Peroxisome Proliferator-Activated Receptor Gamma (PPAR-ÃÂ) Agonist Troglitazone Suppresses Collagen Synthesis via Expression of the Downstream Target Mirnas: A Novel Strategy to Treat Skin Fibrosis?
- Corresponding Author:
- Da-hai Hu
Department of Burns and Cutaneous Surgery
Xijing Hospital, Fourth Military Medical University
Xi’an, Shaanxi, P.R China
E-mail: [email protected]
Received Date: August 05, 2016; Accepted Date: October 24, 2016; Published Date: October 29, 2016
Citation: Zhu HY, Bai WD, Wang HT, Han JT, Hu DH (2016) Peroxisome Proliferator-Activated Receptor Gamma (PPAR-Γ) Agonist Troglitazone Suppresses Collagen Synthesis via Expression of the Downstream Target Mirnas: A Novel Strategy to Treat Skin Fibrosis? Chemo Open Access 5:218. doi: 10.4172/2167-7700.1000218
Copyright: © 2016 Da-hai Hu, et al. This is an open-access article distributed under the terms of the Creative Commons Attribution License, which permits unrestricted use, distribution, and reproduction in any medium, provided the original author and source are credited.

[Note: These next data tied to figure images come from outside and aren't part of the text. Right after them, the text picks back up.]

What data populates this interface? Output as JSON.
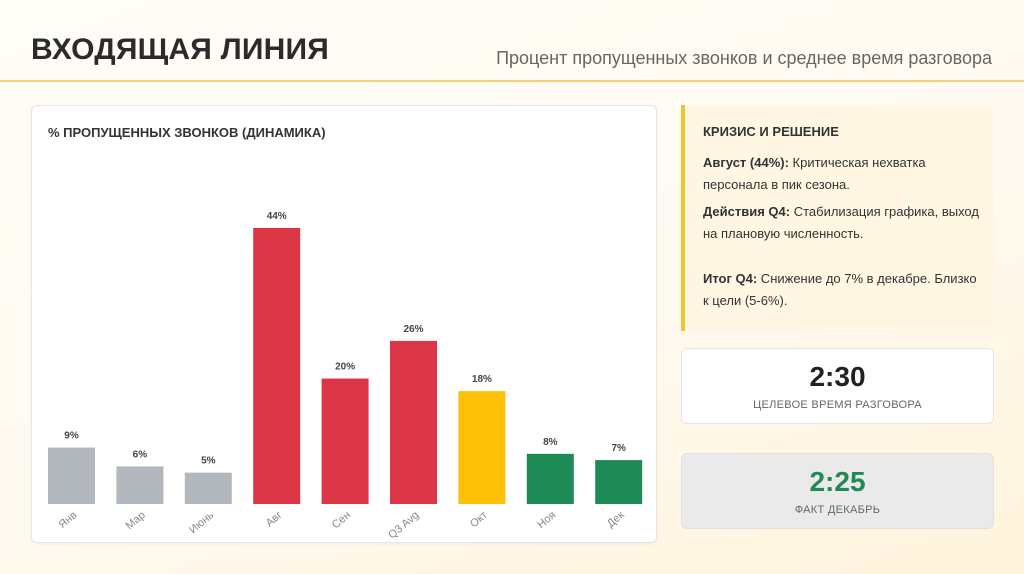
{
  "header": {
    "title": "ВХОДЯЩАЯ ЛИНИЯ",
    "subtitle": "Процент пропущенных звонков и среднее время разговора"
  },
  "chart_card": {
    "title": "% ПРОПУЩЕННЫХ ЗВОНКОВ (ДИНАМИКА)"
  },
  "chart_data": {
    "type": "bar",
    "title": "% ПРОПУЩЕННЫХ ЗВОНКОВ (ДИНАМИКА)",
    "categories": [
      "Янв",
      "Мар",
      "Июнь",
      "Авг",
      "Сен",
      "Q3 Avg",
      "Окт",
      "Ноя",
      "Дек"
    ],
    "values": [
      9,
      6,
      5,
      44,
      20,
      26,
      18,
      8,
      7
    ],
    "value_labels": [
      "9%",
      "6%",
      "5%",
      "44%",
      "20%",
      "26%",
      "18%",
      "8%",
      "7%"
    ],
    "bar_colors": [
      "#b3b8bf",
      "#b3b8bf",
      "#b3b8bf",
      "#dc3545",
      "#dc3545",
      "#dc3545",
      "#ffc107",
      "#1e8a55",
      "#1e8a55"
    ],
    "ylim": [
      0,
      44
    ],
    "grid": false,
    "xlabel": "",
    "ylabel": ""
  },
  "crisis": {
    "title": "КРИЗИС И РЕШЕНИЕ",
    "p1_bold": "Август (44%):",
    "p1_text": " Критическая нехватка персонала в пик сезона.",
    "p2_bold": "Действия Q4:",
    "p2_text": " Стабилизация графика, выход на плановую численность.",
    "p3_bold": "Итог Q4:",
    "p3_text": " Снижение до 7% в декабре. Близко к цели (5-6%)."
  },
  "metrics": [
    {
      "value": "2:30",
      "label": "ЦЕЛЕВОЕ ВРЕМЯ РАЗГОВОРА"
    },
    {
      "value": "2:25",
      "label": "ФАКТ ДЕКАБРЬ"
    }
  ],
  "colors": {
    "accent": "#f2c230",
    "red": "#dc3545",
    "grey": "#b3b8bf",
    "yellow": "#ffc107",
    "green": "#1e8a55"
  }
}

Nuclear receptor peroxisome proliferator-activated receptor-γ (PPAR-γ) activity has been identified as an important endogenous anti-fibrotic defense mechanism. Troglitazone, a PPAR-γ agonist, has been used to suppress the formation of keloids and growth of hypertrophic scar fibroblasts. Indeed, the PPAR-γ agonist was able to inhibit collagen I expression in hypertrophic scar fibroblasts, which clearly demonstrates its therapeutic potential, and clarification of the underlying molecular mechanisms could further indicate the usefulness of the PPAR-γ agonists in the treatment of keloids. Moreover, increasing evidence has suggested that aberrant expression of miRNAs leads to the development and progression of fibrosis diseases. Thus, fully understanding the biological functions and molecular mechanisms of miRNAs in the regulation of fibrosis could provide insight for advancements in the diagnosis and treatment of fibrosis. This commentary briefly summarizes the current evidence for the ability of PPAR-γ agonist troglitazone to suppress collagen synthesis and regulate miRNA expression and downstream targets in cells.